At each assessment date, the Project Manager assesses the amount due (clause 50.1), which is the gross amount of the work done (the Price for Work Done to Date), along with other amounts to be retained from or paid to the Contractor (clause 50.1). There is no obligation under those clauses to communicate the PM’s assessment to the Contractor or the Employer.
Clause 50.4 requires the PM to take account of any application for payment made by the Contractor; the remainder of that clause requires the Project Manager to communicate the details of his assessment to the Contractor. It is unclear whether that obligation applies only in circumstances where the Contractor has made an application, but even if it applies in all circumstances, there is no obligation to inform the Employer of the amount assessed.
Within one week of the assessment date, the PM certifies a payment (clause 51.1). As ‘payment’ suggests a sum of money is to be transferred from one party to another, the obligation appears to not apply to zero amounts.
But is that the case?
Firstly, the next part of clause 51.1 effectively defines what a payment is; the first payment is the amount due and later payments are the change in the amount due since the last certificate. Setting aside the first payment, we can replace the first part of clause 51.1 with: the Project Manager certifies the change in the amount due since the last certificate. Now it seems clearer; the PM certifies whether the payment is positive, zero or negative, as he is required to certify the change.

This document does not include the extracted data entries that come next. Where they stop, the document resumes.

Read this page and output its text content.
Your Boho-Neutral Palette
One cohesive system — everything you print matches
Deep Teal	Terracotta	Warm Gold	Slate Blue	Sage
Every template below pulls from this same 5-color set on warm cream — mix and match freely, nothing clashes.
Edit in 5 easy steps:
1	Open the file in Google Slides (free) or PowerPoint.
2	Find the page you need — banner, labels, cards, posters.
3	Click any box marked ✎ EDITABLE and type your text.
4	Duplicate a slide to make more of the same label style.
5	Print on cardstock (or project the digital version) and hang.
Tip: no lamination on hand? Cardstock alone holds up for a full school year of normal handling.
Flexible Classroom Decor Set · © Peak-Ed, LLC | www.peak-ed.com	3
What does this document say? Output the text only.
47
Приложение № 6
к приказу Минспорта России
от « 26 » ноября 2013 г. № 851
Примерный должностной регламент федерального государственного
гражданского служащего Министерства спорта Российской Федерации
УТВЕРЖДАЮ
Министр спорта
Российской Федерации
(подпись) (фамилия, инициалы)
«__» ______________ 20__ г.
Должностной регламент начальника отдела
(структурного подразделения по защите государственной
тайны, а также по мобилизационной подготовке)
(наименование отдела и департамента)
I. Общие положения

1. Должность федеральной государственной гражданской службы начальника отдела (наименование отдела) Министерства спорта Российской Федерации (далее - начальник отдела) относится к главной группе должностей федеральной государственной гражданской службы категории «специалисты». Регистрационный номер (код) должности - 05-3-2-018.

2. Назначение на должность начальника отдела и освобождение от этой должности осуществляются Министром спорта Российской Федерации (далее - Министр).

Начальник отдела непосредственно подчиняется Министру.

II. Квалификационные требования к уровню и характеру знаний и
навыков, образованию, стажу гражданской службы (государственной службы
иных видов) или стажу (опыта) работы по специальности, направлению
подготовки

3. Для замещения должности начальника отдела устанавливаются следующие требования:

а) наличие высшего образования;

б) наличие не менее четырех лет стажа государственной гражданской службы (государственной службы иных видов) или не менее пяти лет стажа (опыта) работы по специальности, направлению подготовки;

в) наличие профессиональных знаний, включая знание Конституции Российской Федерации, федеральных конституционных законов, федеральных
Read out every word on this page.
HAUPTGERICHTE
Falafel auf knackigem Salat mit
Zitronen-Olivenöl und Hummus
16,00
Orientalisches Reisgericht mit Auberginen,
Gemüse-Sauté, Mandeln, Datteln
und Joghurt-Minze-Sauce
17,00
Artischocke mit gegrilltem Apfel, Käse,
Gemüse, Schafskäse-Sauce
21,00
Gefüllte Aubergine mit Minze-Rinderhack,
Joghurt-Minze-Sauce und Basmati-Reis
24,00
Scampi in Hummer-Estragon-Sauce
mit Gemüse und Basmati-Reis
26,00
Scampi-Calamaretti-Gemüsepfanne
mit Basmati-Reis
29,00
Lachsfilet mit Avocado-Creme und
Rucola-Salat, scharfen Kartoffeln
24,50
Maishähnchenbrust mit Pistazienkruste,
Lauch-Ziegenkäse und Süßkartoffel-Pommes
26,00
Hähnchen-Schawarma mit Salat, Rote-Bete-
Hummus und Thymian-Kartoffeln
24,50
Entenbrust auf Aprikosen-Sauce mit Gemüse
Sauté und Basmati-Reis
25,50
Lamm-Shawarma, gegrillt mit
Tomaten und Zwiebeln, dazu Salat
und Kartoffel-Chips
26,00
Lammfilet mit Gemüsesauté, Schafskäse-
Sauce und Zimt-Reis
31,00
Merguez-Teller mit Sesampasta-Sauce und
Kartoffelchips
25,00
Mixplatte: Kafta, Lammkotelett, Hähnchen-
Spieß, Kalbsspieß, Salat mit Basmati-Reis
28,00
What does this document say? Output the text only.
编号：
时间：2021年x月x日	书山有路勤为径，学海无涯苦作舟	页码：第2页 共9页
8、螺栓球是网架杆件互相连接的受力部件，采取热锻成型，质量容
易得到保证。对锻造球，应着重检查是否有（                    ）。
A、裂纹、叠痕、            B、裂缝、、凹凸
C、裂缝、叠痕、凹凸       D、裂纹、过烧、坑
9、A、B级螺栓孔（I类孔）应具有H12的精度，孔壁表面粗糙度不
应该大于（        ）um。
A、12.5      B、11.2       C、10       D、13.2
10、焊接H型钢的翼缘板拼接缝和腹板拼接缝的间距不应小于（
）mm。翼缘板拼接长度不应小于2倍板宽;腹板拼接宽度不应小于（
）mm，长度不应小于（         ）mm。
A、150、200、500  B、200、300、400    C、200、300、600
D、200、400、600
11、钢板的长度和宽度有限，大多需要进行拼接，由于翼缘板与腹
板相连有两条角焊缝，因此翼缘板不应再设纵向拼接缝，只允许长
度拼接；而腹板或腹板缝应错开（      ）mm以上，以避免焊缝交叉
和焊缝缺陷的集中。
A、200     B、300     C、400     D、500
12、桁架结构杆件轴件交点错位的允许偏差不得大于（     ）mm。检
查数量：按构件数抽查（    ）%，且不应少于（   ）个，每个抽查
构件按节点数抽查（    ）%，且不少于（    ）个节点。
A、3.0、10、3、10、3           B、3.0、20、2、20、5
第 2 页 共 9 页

Secondly, no-where in section 50 is the PM required to inform the Employer of the amount due. For that, we must turn to clause 13.6 which requires the PM to issue any certificate to the Contractor and the Employer. Accordingly, it is only by way of the certificate that the Employer is informed of the outcome of the PM’s assessments. On that basis, the certificate must be issued for every assessment.
Thirdly, the remainder of clause 51.1 also assists wherein it refers to a payment being made by the Contractor to the Employer if the change reduces the amount due and vice versa for ‘other payments’. If ‘other payments’ was limited only to increases in the amount due, then presumably the Contract would say that. By its reference to ‘other payments’ suggests there is more than one, i.e. a payment of zero or an increase in the amount due.
Finally, clause 51.3 provides for interest payment if an amount due is corrected in a later certificate. In those circumstances, the interest period runs from the date of the incorrect certificate to the date of the certificate making the correction. On that basis, if a previously assessed payment of zero was later found to be incorrect, then the Contractor would be deprived of his claim of interest if a zero certificate had not been issued.
So, to answer the question, the PM is obliged to issue a certificate, even if the payment is zero.
A footnote, in countries where payments are regulated by statute (such as the UK by way of the Housing Grants, Construction and Regeneration Act 1996, as amended), the PM may well be compelled to issue a certificate in any event.